Detecting radioluminescence in tissues in the optical and near infrared regions of the electromagnetic spectrum has recently emerged as a new research field for preclinical bioluminescent imaging. Even though Cerenkov light emission of beta particles is the main mechanism of radioisotope luminescence we showed that alpha or gamma emitters are nevertheless capable of generating luminescence, as demonstrated in many recent studies.
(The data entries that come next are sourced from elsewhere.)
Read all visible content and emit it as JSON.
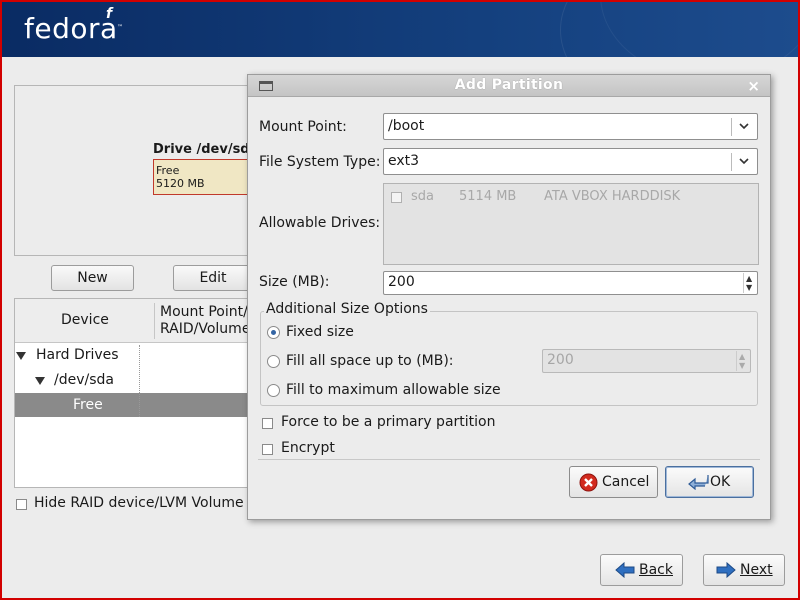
{
  "header": {
    "logo_text": "fedora",
    "logo_mark": "f",
    "logo_tm": "™"
  },
  "main": {
    "drive_title": "Drive /dev/sd",
    "free_label": "Free",
    "free_size": "5120 MB",
    "buttons": {
      "new_label": "New",
      "edit_label": "Edit"
    },
    "table": {
      "col_device": "Device",
      "col_mount_line1": "Mount Point/",
      "col_mount_line2": "RAID/Volume",
      "rows": [
        "Hard Drives",
        "/dev/sda",
        "Free"
      ]
    },
    "hide_raid_label": "Hide RAID device/LVM Volume G"
  },
  "nav": {
    "back_label": "Back",
    "next_label": "Next"
  },
  "dialog": {
    "title": "Add Partition",
    "close_glyph": "×",
    "mount_point_label": "Mount Point:",
    "mount_point_value": "/boot",
    "fs_type_label": "File System Type:",
    "fs_type_value": "ext3",
    "allowable_drives_label": "Allowable Drives:",
    "drives": [
      {
        "name": "sda",
        "size": "5114 MB",
        "model": "ATA VBOX HARDDISK",
        "checked": false
      }
    ],
    "size_label": "Size (MB):",
    "size_value": "200",
    "size_options_title": "Additional Size Options",
    "opt_fixed": "Fixed size",
    "opt_fill_upto": "Fill all space up to (MB):",
    "fill_upto_value": "200",
    "opt_fill_max": "Fill to maximum allowable size",
    "selected_option": "fixed",
    "force_primary_label": "Force to be a primary partition",
    "encrypt_label": "Encrypt",
    "cancel_label": "Cancel",
    "ok_label": "OK"
  },
  "colors": {
    "header": "#0a2b63",
    "selected_row": "#8a8a8a",
    "free_fill": "#f0e7c4",
    "frame": "#d20000"
  }
}
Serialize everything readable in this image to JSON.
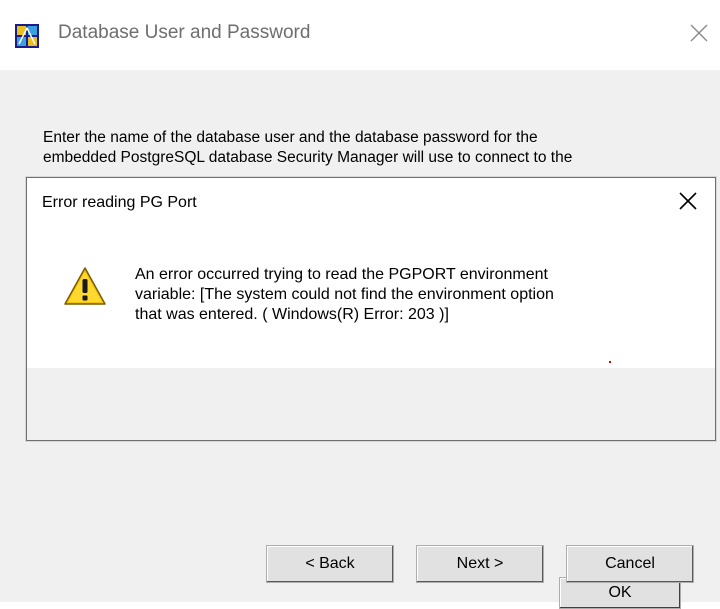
{
  "window": {
    "title": "Database User and Password"
  },
  "intro": {
    "line1": "Enter the name of the database user and the database password for the",
    "line2": "embedded PostgreSQL database Security Manager will use to connect to the"
  },
  "error_dialog": {
    "title": "Error reading PG Port",
    "message_lines": [
      "An error occurred trying to read the PGPORT environment",
      "variable: [The system could not find the environment option",
      "that was entered.  ( Windows(R) Error: 203 )]"
    ],
    "ok_label": "OK",
    "icon": "warning-icon"
  },
  "wizard_buttons": {
    "back_label": "< Back",
    "next_label": "Next >",
    "cancel_label": "Cancel"
  },
  "colors": {
    "dialog_face": "#f0f0f0",
    "warning_yellow": "#f5c400",
    "title_text": "#6e6e6e"
  }
}
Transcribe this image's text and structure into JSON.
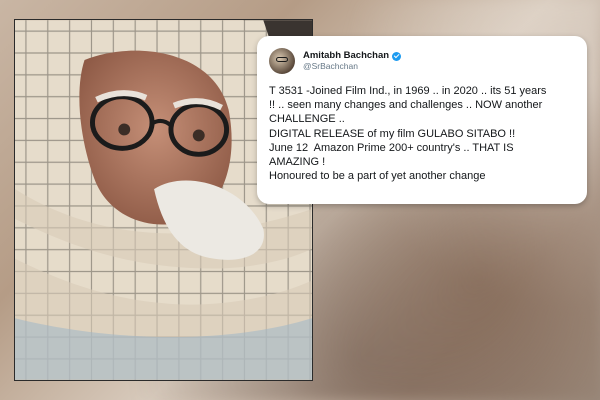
{
  "tweet": {
    "display_name": "Amitabh Bachchan",
    "handle": "@SrBachchan",
    "verified": true,
    "lines": [
      "T 3531 -Joined Film Ind., in 1969 .. in 2020 .. its 51 years",
      "!! .. seen many changes and challenges .. NOW another",
      "CHALLENGE ..",
      "DIGITAL RELEASE of my film GULABO SITABO !!",
      "June 12  Amazon Prime 200+ country's .. THAT IS",
      "AMAZING !",
      "Honoured to be a part of yet another change"
    ]
  },
  "colors": {
    "verified_badge": "#1d9bf0",
    "text": "#14171a",
    "handle": "#657786",
    "card_bg": "#ffffff"
  },
  "photo": {
    "subject": "elderly man with glasses wrapped in checked scarf"
  }
}
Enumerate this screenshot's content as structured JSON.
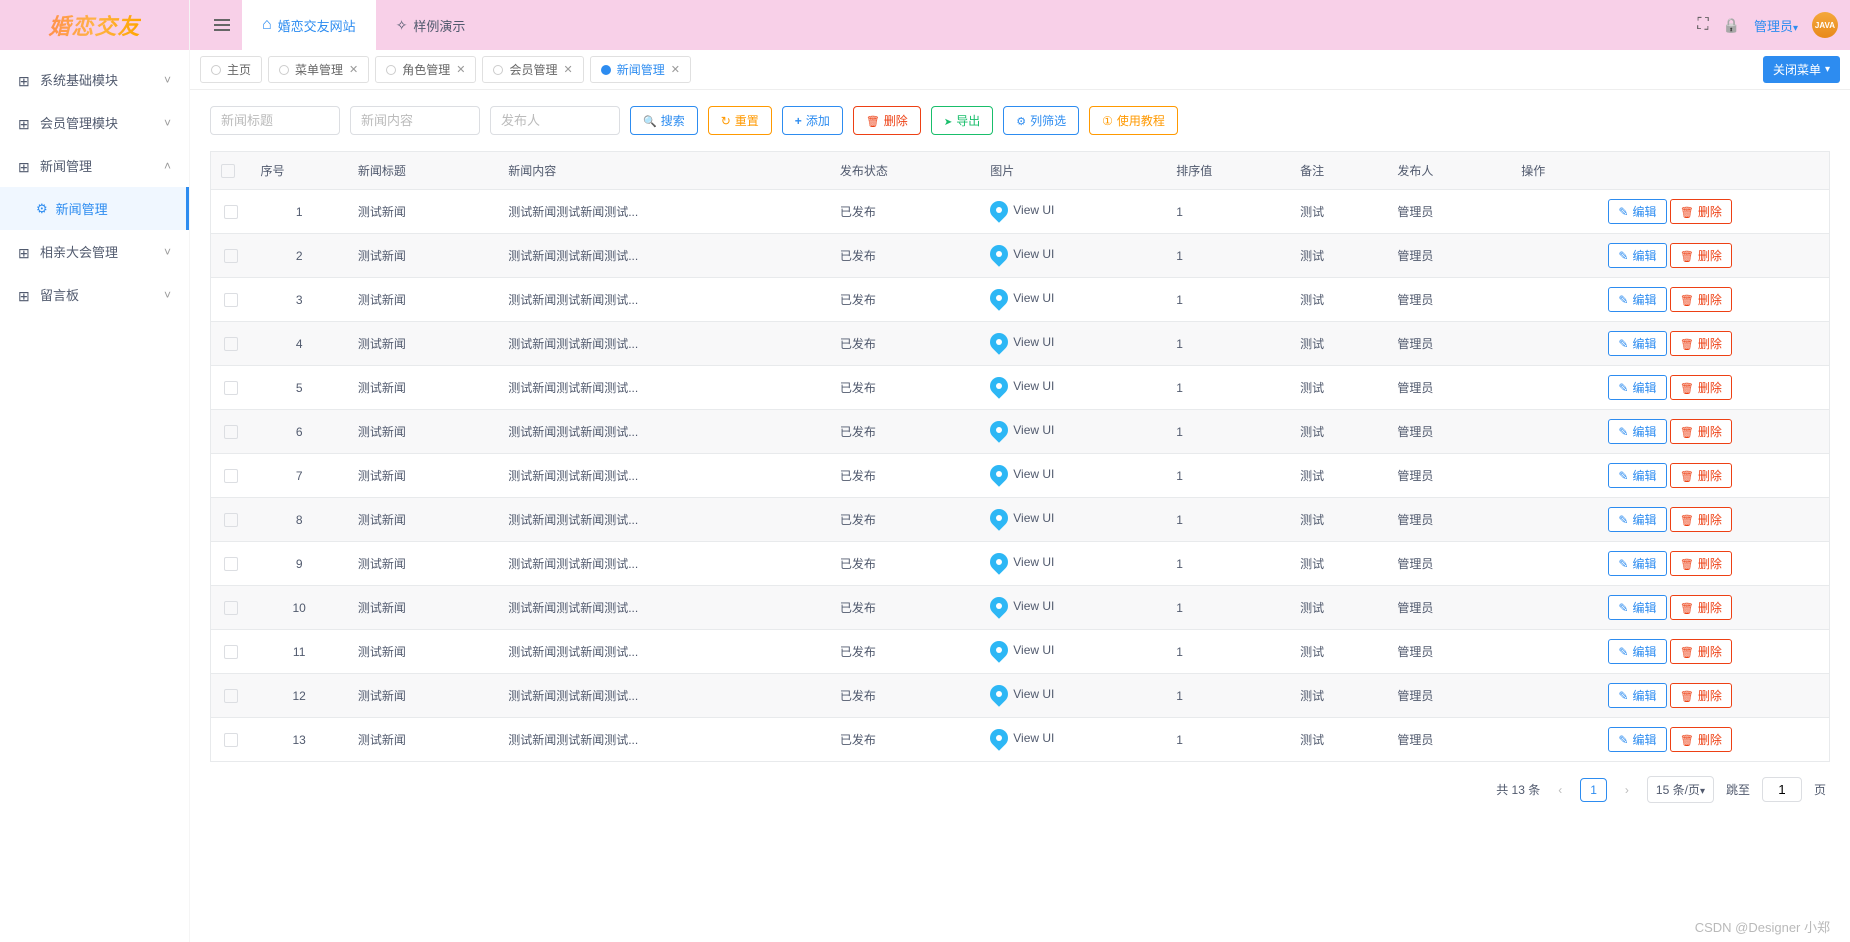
{
  "app": {
    "logo_text": "婚恋交友"
  },
  "top_tabs": [
    {
      "label": "婚恋交友网站",
      "active": true
    },
    {
      "label": "样例演示",
      "active": false
    }
  ],
  "user": {
    "name": "管理员",
    "avatar_text": "JAVA"
  },
  "sidebar": {
    "items": [
      {
        "label": "系统基础模块",
        "expanded": false
      },
      {
        "label": "会员管理模块",
        "expanded": false
      },
      {
        "label": "新闻管理",
        "expanded": true,
        "children": [
          {
            "label": "新闻管理",
            "active": true
          }
        ]
      },
      {
        "label": "相亲大会管理",
        "expanded": false
      },
      {
        "label": "留言板",
        "expanded": false
      }
    ]
  },
  "page_tabs": {
    "items": [
      {
        "label": "主页",
        "closable": false,
        "active": false
      },
      {
        "label": "菜单管理",
        "closable": true,
        "active": false
      },
      {
        "label": "角色管理",
        "closable": true,
        "active": false
      },
      {
        "label": "会员管理",
        "closable": true,
        "active": false
      },
      {
        "label": "新闻管理",
        "closable": true,
        "active": true
      }
    ],
    "close_menu_label": "关闭菜单"
  },
  "filters": {
    "title_placeholder": "新闻标题",
    "content_placeholder": "新闻内容",
    "publisher_placeholder": "发布人"
  },
  "toolbar": {
    "search": "搜索",
    "reset": "重置",
    "add": "添加",
    "delete": "删除",
    "export": "导出",
    "columns": "列筛选",
    "help": "使用教程"
  },
  "table": {
    "columns": {
      "seq": "序号",
      "title": "新闻标题",
      "content": "新闻内容",
      "status": "发布状态",
      "image": "图片",
      "sort": "排序值",
      "remark": "备注",
      "publisher": "发布人",
      "action": "操作"
    },
    "image_label": "View UI",
    "actions": {
      "edit": "编辑",
      "delete": "删除"
    },
    "rows": [
      {
        "seq": "1",
        "title": "测试新闻",
        "content": "测试新闻测试新闻测试...",
        "status": "已发布",
        "sort": "1",
        "remark": "测试",
        "publisher": "管理员"
      },
      {
        "seq": "2",
        "title": "测试新闻",
        "content": "测试新闻测试新闻测试...",
        "status": "已发布",
        "sort": "1",
        "remark": "测试",
        "publisher": "管理员"
      },
      {
        "seq": "3",
        "title": "测试新闻",
        "content": "测试新闻测试新闻测试...",
        "status": "已发布",
        "sort": "1",
        "remark": "测试",
        "publisher": "管理员"
      },
      {
        "seq": "4",
        "title": "测试新闻",
        "content": "测试新闻测试新闻测试...",
        "status": "已发布",
        "sort": "1",
        "remark": "测试",
        "publisher": "管理员"
      },
      {
        "seq": "5",
        "title": "测试新闻",
        "content": "测试新闻测试新闻测试...",
        "status": "已发布",
        "sort": "1",
        "remark": "测试",
        "publisher": "管理员"
      },
      {
        "seq": "6",
        "title": "测试新闻",
        "content": "测试新闻测试新闻测试...",
        "status": "已发布",
        "sort": "1",
        "remark": "测试",
        "publisher": "管理员"
      },
      {
        "seq": "7",
        "title": "测试新闻",
        "content": "测试新闻测试新闻测试...",
        "status": "已发布",
        "sort": "1",
        "remark": "测试",
        "publisher": "管理员"
      },
      {
        "seq": "8",
        "title": "测试新闻",
        "content": "测试新闻测试新闻测试...",
        "status": "已发布",
        "sort": "1",
        "remark": "测试",
        "publisher": "管理员"
      },
      {
        "seq": "9",
        "title": "测试新闻",
        "content": "测试新闻测试新闻测试...",
        "status": "已发布",
        "sort": "1",
        "remark": "测试",
        "publisher": "管理员"
      },
      {
        "seq": "10",
        "title": "测试新闻",
        "content": "测试新闻测试新闻测试...",
        "status": "已发布",
        "sort": "1",
        "remark": "测试",
        "publisher": "管理员"
      },
      {
        "seq": "11",
        "title": "测试新闻",
        "content": "测试新闻测试新闻测试...",
        "status": "已发布",
        "sort": "1",
        "remark": "测试",
        "publisher": "管理员"
      },
      {
        "seq": "12",
        "title": "测试新闻",
        "content": "测试新闻测试新闻测试...",
        "status": "已发布",
        "sort": "1",
        "remark": "测试",
        "publisher": "管理员"
      },
      {
        "seq": "13",
        "title": "测试新闻",
        "content": "测试新闻测试新闻测试...",
        "status": "已发布",
        "sort": "1",
        "remark": "测试",
        "publisher": "管理员"
      }
    ]
  },
  "pagination": {
    "total_label": "共 13 条",
    "current": "1",
    "size_label": "15 条/页",
    "jump_label": "跳至",
    "page_suffix": "页",
    "page_input": "1"
  },
  "watermark": "CSDN @Designer 小郑"
}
Here we report a series of experimental observations aiming to distinguish between Cerenkov and non-Cerenkov radioluminescence in organic and inorganic samples like ex vivo chicken tissue, glass and acrylic. These two phenomena have been found to differ significantly in terms of light spectrum, light production yield, and spatial distribution of the luminescent region in the sample when excited by radionuclide decay as a radiation source. More precisely, the Cerenkov radiation spectrum, as expected, does not exhibit great variability with respect to the radiator used. Nevertheless, radioluminescence originating from other phenomena than Cerenkov emission was found to be characterized by material dependent emission spectra. Detailed measurements of the signal due to non-Cerenkov radiation are important in biological applications and optical imaging: they allow engineering a radiator material that enhances light production from escaping radiation and can be subtracted from emission spectra when attempting 3D image reconstruction by multi-spectral Cerenkov luminescence tomography.